Posted April. 05, 2012 06:24,
Updated January. 01, 1970 09:00
South Korea is tracking three to four North Korean submarines that disappeared after recently leaving two bases on the east coast, a South Korean military source said Wednesday.
The source said the submarines are presumed to be of the 370-ton class that the South Korean military has been unable to locate since they departed from two submarine bases on the east coast.
Another source said, North Korea seems to be actively conducting submarine infiltration drills in the wake of warmer weather recently, adding, (The South Korean military) is closely watching the situation without ruling out the possibility of a provocation disguised as a drill.
Seoul is preparing for a potential surprise attack by Pyongyang aimed at South Korean naval vessels or military bases, as the North has threatened to make strong provocations against the South while planning to launch a long-range rocket between April 12 and 16.

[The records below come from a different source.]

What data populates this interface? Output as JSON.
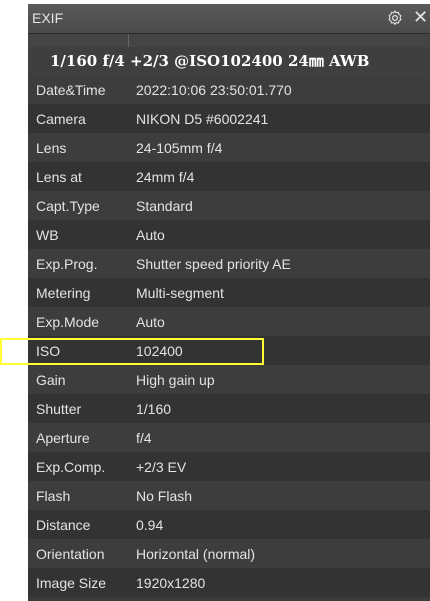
{
  "panel": {
    "title": "EXIF",
    "summary": "1/160 f/4 +2/3 @ISO102400 24㎜ AWB"
  },
  "rows": [
    {
      "label": "Date&Time",
      "value": "2022:10:06 23:50:01.770"
    },
    {
      "label": "Camera",
      "value": "NIKON D5 #6002241"
    },
    {
      "label": "Lens",
      "value": "24-105mm f/4"
    },
    {
      "label": "Lens at",
      "value": "24mm f/4"
    },
    {
      "label": "Capt.Type",
      "value": "Standard"
    },
    {
      "label": "WB",
      "value": "Auto"
    },
    {
      "label": "Exp.Prog.",
      "value": "Shutter speed priority AE"
    },
    {
      "label": "Metering",
      "value": "Multi-segment"
    },
    {
      "label": "Exp.Mode",
      "value": "Auto"
    },
    {
      "label": "ISO",
      "value": "102400"
    },
    {
      "label": "Gain",
      "value": "High gain up"
    },
    {
      "label": "Shutter",
      "value": "1/160"
    },
    {
      "label": "Aperture",
      "value": "f/4"
    },
    {
      "label": "Exp.Comp.",
      "value": "+2/3 EV"
    },
    {
      "label": "Flash",
      "value": "No Flash"
    },
    {
      "label": "Distance",
      "value": "0.94"
    },
    {
      "label": "Orientation",
      "value": "Horizontal (normal)"
    },
    {
      "label": "Image Size",
      "value": "1920x1280"
    }
  ],
  "highlight_color": "#ffff33"
}
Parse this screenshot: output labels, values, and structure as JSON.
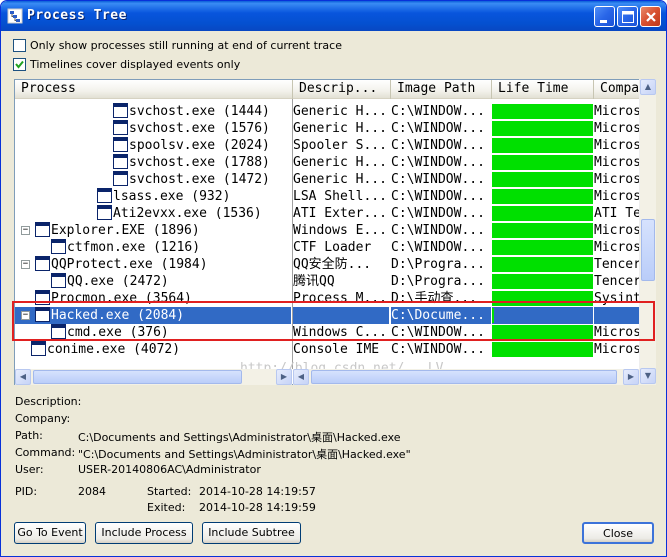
{
  "window": {
    "title": "Process Tree"
  },
  "options": {
    "only_running_label": "Only show processes still running at end of current trace",
    "only_running_checked": false,
    "timelines_label": "Timelines cover displayed events only",
    "timelines_checked": true
  },
  "columns": [
    "Process",
    "Descrip...",
    "Image Path",
    "Life Time",
    "Compa"
  ],
  "rows": [
    {
      "name": "svchost.exe (1444)",
      "desc": "Generic H...",
      "path": "C:\\WINDOW...",
      "company": "Micros",
      "level": 5,
      "expander": "",
      "icon": "process-window-icon",
      "life": 1
    },
    {
      "name": "svchost.exe (1576)",
      "desc": "Generic H...",
      "path": "C:\\WINDOW...",
      "company": "Micros",
      "level": 5,
      "expander": "",
      "icon": "process-window-icon",
      "life": 1
    },
    {
      "name": "spoolsv.exe (2024)",
      "desc": "Spooler S...",
      "path": "C:\\WINDOW...",
      "company": "Micros",
      "level": 5,
      "expander": "",
      "icon": "process-window-icon",
      "life": 1
    },
    {
      "name": "svchost.exe (1788)",
      "desc": "Generic H...",
      "path": "C:\\WINDOW...",
      "company": "Micros",
      "level": 5,
      "expander": "",
      "icon": "process-window-icon",
      "life": 1
    },
    {
      "name": "svchost.exe (1472)",
      "desc": "Generic H...",
      "path": "C:\\WINDOW...",
      "company": "Micros",
      "level": 5,
      "expander": "",
      "icon": "process-window-icon",
      "life": 1
    },
    {
      "name": "lsass.exe (932)",
      "desc": "LSA Shell...",
      "path": "C:\\WINDOW...",
      "company": "Micros",
      "level": 4,
      "expander": "",
      "icon": "process-window-icon",
      "life": 1
    },
    {
      "name": "Ati2evxx.exe (1536)",
      "desc": "ATI Exter...",
      "path": "C:\\WINDOW...",
      "company": "ATI Te",
      "level": 4,
      "expander": "",
      "icon": "process-window-icon",
      "life": 1
    },
    {
      "name": "Explorer.EXE (1896)",
      "desc": "Windows E...",
      "path": "C:\\WINDOW...",
      "company": "Micros",
      "level": 1,
      "expander": "minus",
      "icon": "explorer-icon",
      "life": 1
    },
    {
      "name": "ctfmon.exe (1216)",
      "desc": "CTF Loader",
      "path": "C:\\WINDOW...",
      "company": "Micros",
      "level": 2,
      "expander": "",
      "icon": "ctfmon-icon",
      "life": 1
    },
    {
      "name": "QQProtect.exe (1984)",
      "desc": "QQ安全防...",
      "path": "D:\\Progra...",
      "company": "Tencer",
      "level": 1,
      "expander": "minus",
      "icon": "qq-icon",
      "life": 1
    },
    {
      "name": "QQ.exe (2472)",
      "desc": "腾讯QQ",
      "path": "D:\\Progra...",
      "company": "Tencer",
      "level": 2,
      "expander": "",
      "icon": "qq-icon",
      "life": 1
    },
    {
      "name": "Procmon.exe (3564)",
      "desc": "Process M...",
      "path": "D:\\手动查...",
      "company": "Sysint",
      "level": 1,
      "expander": "",
      "icon": "procmon-icon",
      "life": 1
    },
    {
      "name": "Hacked.exe (2084)",
      "desc": "",
      "path": "C:\\Docume...",
      "company": "",
      "level": 1,
      "expander": "minus",
      "icon": "hacked-exe-icon",
      "life": 0,
      "selected": true
    },
    {
      "name": "cmd.exe (376)",
      "desc": "Windows C...",
      "path": "C:\\WINDOW...",
      "company": "Micros",
      "level": 2,
      "expander": "",
      "icon": "cmd-icon",
      "life": 1
    },
    {
      "name": "conime.exe (4072)",
      "desc": "Console IME",
      "path": "C:\\WINDOW...",
      "company": "Micros",
      "level": 0,
      "expander": "",
      "icon": "conime-icon",
      "life": 1
    }
  ],
  "watermark": "http://blog.csdn.net/...LV",
  "details": {
    "description_label": "Description:",
    "description_value": "",
    "company_label": "Company:",
    "company_value": "",
    "path_label": "Path:",
    "path_value": "C:\\Documents and Settings\\Administrator\\桌面\\Hacked.exe",
    "command_label": "Command:",
    "command_value": "\"C:\\Documents and Settings\\Administrator\\桌面\\Hacked.exe\"",
    "user_label": "User:",
    "user_value": "USER-20140806AC\\Administrator",
    "pid_label": "PID:",
    "pid_value": "2084",
    "started_label": "Started:",
    "started_value": "2014-10-28 14:19:57",
    "exited_label": "Exited:",
    "exited_value": "2014-10-28 14:19:59"
  },
  "buttons": {
    "go_to_event": "Go To Event",
    "include_process": "Include Process",
    "include_subtree": "Include Subtree",
    "close": "Close"
  },
  "colors": {
    "selection": "#316ac5",
    "lifetime_bar": "#00e000",
    "highlight_box": "#e02020",
    "titlebar": "#0855dd"
  }
}
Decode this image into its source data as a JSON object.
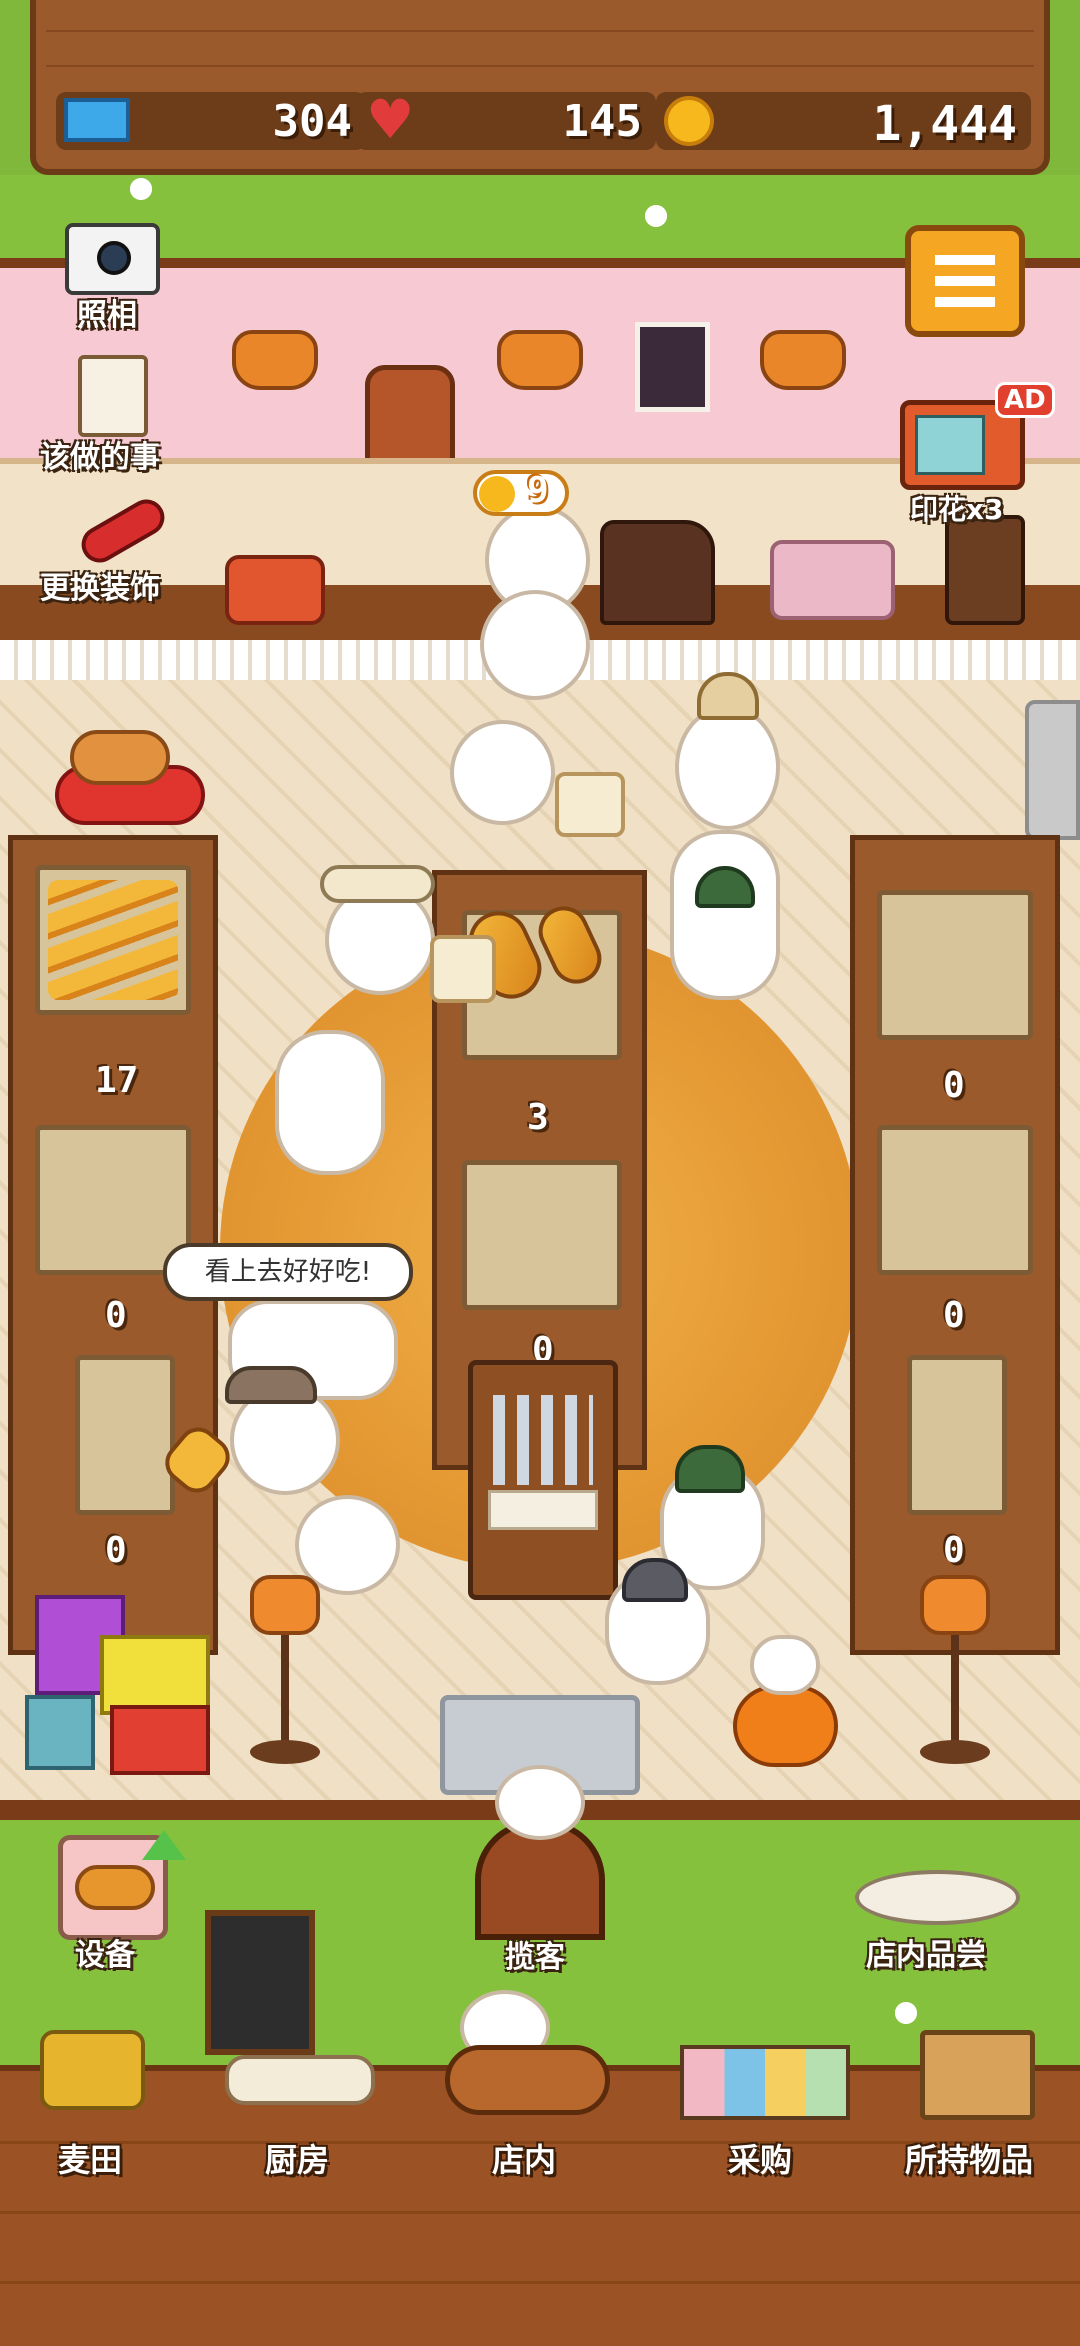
{
  "resources": {
    "tickets": "304",
    "hearts": "145",
    "coins": "1,444"
  },
  "side_buttons": {
    "photo": "照相",
    "todo": "该做的事",
    "decorate": "更换装饰",
    "stamp_ad": "印花x3",
    "ad_badge": "AD"
  },
  "order_bubble": {
    "value": "9"
  },
  "shelf_counts": {
    "left_top": "17",
    "left_mid": "0",
    "left_bottom": "0",
    "center_top": "3",
    "center_mid": "0",
    "right_top": "0",
    "right_mid": "0",
    "right_bottom": "0"
  },
  "speech": "看上去好好吃!",
  "bottom_actions": {
    "equipment": "设备",
    "attract": "揽客",
    "tasting": "店内品尝"
  },
  "nav": {
    "wheat_field": "麦田",
    "kitchen": "厨房",
    "store": "店内",
    "purchase": "采购",
    "inventory": "所持物品"
  },
  "colors": {
    "wood": "#9b5224",
    "grass": "#86c13e",
    "wall_pink": "#f6c9d3",
    "menu_orange": "#f5a623"
  }
}
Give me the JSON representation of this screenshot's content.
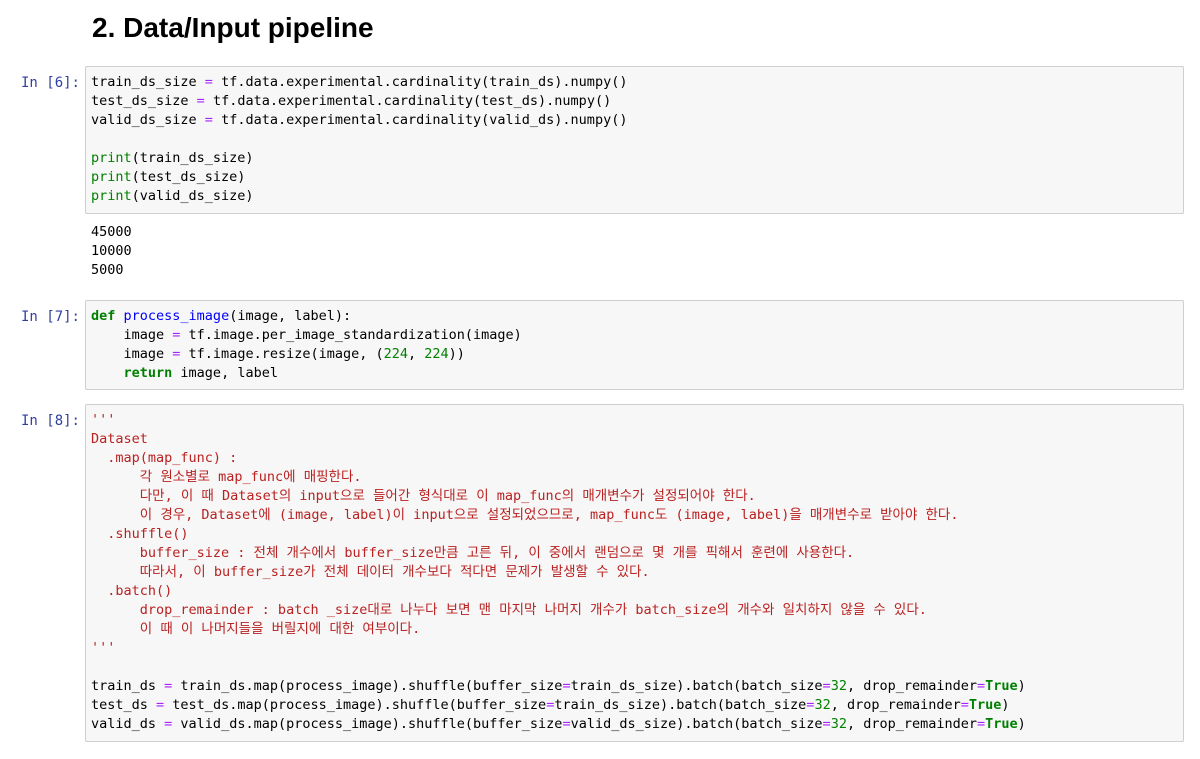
{
  "heading": "2. Data/Input pipeline",
  "cells": [
    {
      "prompt": "In [6]:",
      "code": [
        "train_ds_size = tf.data.experimental.cardinality(train_ds).numpy()",
        "test_ds_size = tf.data.experimental.cardinality(test_ds).numpy()",
        "valid_ds_size = tf.data.experimental.cardinality(valid_ds).numpy()",
        "",
        "print(train_ds_size)",
        "print(test_ds_size)",
        "print(valid_ds_size)"
      ],
      "output": [
        "45000",
        "10000",
        "5000"
      ]
    },
    {
      "prompt": "In [7]:",
      "code": [
        "def process_image(image, label):",
        "    image = tf.image.per_image_standardization(image)",
        "    image = tf.image.resize(image, (224, 224))",
        "    return image, label"
      ],
      "output": []
    },
    {
      "prompt": "In [8]:",
      "code": [
        "'''",
        "Dataset",
        "  .map(map_func) :",
        "      각 원소별로 map_func에 매핑한다.",
        "      다만, 이 때 Dataset의 input으로 들어간 형식대로 이 map_func의 매개변수가 설정되어야 한다.",
        "      이 경우, Dataset에 (image, label)이 input으로 설정되었으므로, map_func도 (image, label)을 매개변수로 받아야 한다.",
        "  .shuffle()",
        "      buffer_size : 전체 개수에서 buffer_size만큼 고른 뒤, 이 중에서 랜덤으로 몇 개를 픽해서 훈련에 사용한다.",
        "      따라서, 이 buffer_size가 전체 데이터 개수보다 적다면 문제가 발생할 수 있다.",
        "  .batch()",
        "      drop_remainder : batch _size대로 나누다 보면 맨 마지막 나머지 개수가 batch_size의 개수와 일치하지 않을 수 있다.",
        "      이 때 이 나머지들을 버릴지에 대한 여부이다.",
        "'''",
        "",
        "train_ds = train_ds.map(process_image).shuffle(buffer_size=train_ds_size).batch(batch_size=32, drop_remainder=True)",
        "test_ds = test_ds.map(process_image).shuffle(buffer_size=train_ds_size).batch(batch_size=32, drop_remainder=True)",
        "valid_ds = valid_ds.map(process_image).shuffle(buffer_size=valid_ds_size).batch(batch_size=32, drop_remainder=True)"
      ],
      "output": []
    }
  ]
}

Moreover, the South predicts that the North is highly likely to catch the South off guard at a time when the latter`s military has concentrated its surveillance and strike force in areas near the Northern Limit Line, the de factor maritime border between the two Koreas, after the North sank a South Korean naval vessel in 2010.
Choi Yun-hee, the South Korean Navy`s chief of staff, told The Dong-A Ilbo last month that the North is highly likely to turn the Souths attention to the west coast and commit provocations on the east coast or in rear areas.
The North has 80 percent of its 70 to 80 submarines and submersibles ranging from 130 to 1,500 ton-class deployed on the east coast. It has large submarine bases in South Hamgyong Province.
Military authorities of South Korea and the U.S. monitor movement at the submarine bases. Once they depart from the bases and go under water, however, tracking the vessels down is difficult.